Tracing the life of Daniel Johnston proves exhausting and exasperating and frustating, to be sure. Here is a Sacramento, California man (who looks like a shaggier version of Paul LeMat) with manic depression who, from an early age, decorated his basement bedroom into a full-fledged studio for writing songs and drawing his Captain America character in portraits of good and evil. Daniel wanted to be as famous as the Beatles, loved a classmate who was his muse named Laurie (she married a mortician), worked at McDonald's as a busboy (to the point where McDonald's was getting calls from agents), eventually landed a spot on MTV, got acquainted with groups like Sonic Youth and Half Japanese, and then the trouble truly started. He had episodes where he thought the Devil was everywhere, even inside his own friends (he had an obsession with the number 666). He thought people were out to get him, even his own manager whom he fired. It gets to the point where he attacks an elderly woman in her home, and where he nearly kills himself and his father in a private plane. Johnston's reasons for these two strange events were that the elderly woman was pushed out of her two-story bedroom window by the Devil, and the plane incident was his own doing because he was Captain America at that moment. Eventually he is in and out of mental hospitals, which strangely enough builds his legendary status, especially in Austin, Texas.

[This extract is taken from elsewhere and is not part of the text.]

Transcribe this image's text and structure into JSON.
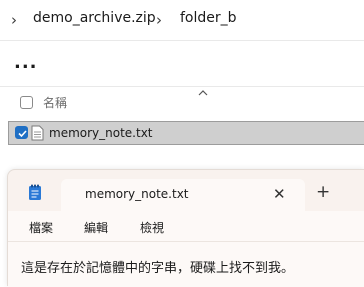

If you are a fan of Ted Zwigoff's "Crumb," one of the best documentaries ever made, then you'll like "The Devil and Daniel Johnston." Whereas Robert Crumb could separate art from his life, Daniel Johnston feels they are one and the same. Here is a tortured, stubborn artist who filmed most of his life with an 8mm film camera and a video camera, sometimes reenacting his own hellish arguments with his Christian fundamentalist mother by assuming the role of his mother. The question then arises: what contributed to Daniel's mental breakdown at an early age? Was it is his parents who insisted he get a job? Was it the love for Laurie whom he still felt triumphant over even when she got married to someone else? Did his lack of attaining status serve his self-destructive phase? Of course, his albums were never big sellers (5,800 copies were sold through Daniel's new manager at the time) so was he ahead of his time, or are the myths of Daniel's haphazard, chaotic life what make him legendary? The viewer will have to decide.
By the end of "Devil and Daniel Johnston," we see Daniel still living with his parents in Texas and still plugging away at his music with a local punk band. It is difficult to say if Daniel was as manic-depressive as he seemed or if he could control it through his art. That parallel is what makes this film as poetic about the artist's soul as any film I've ever seen.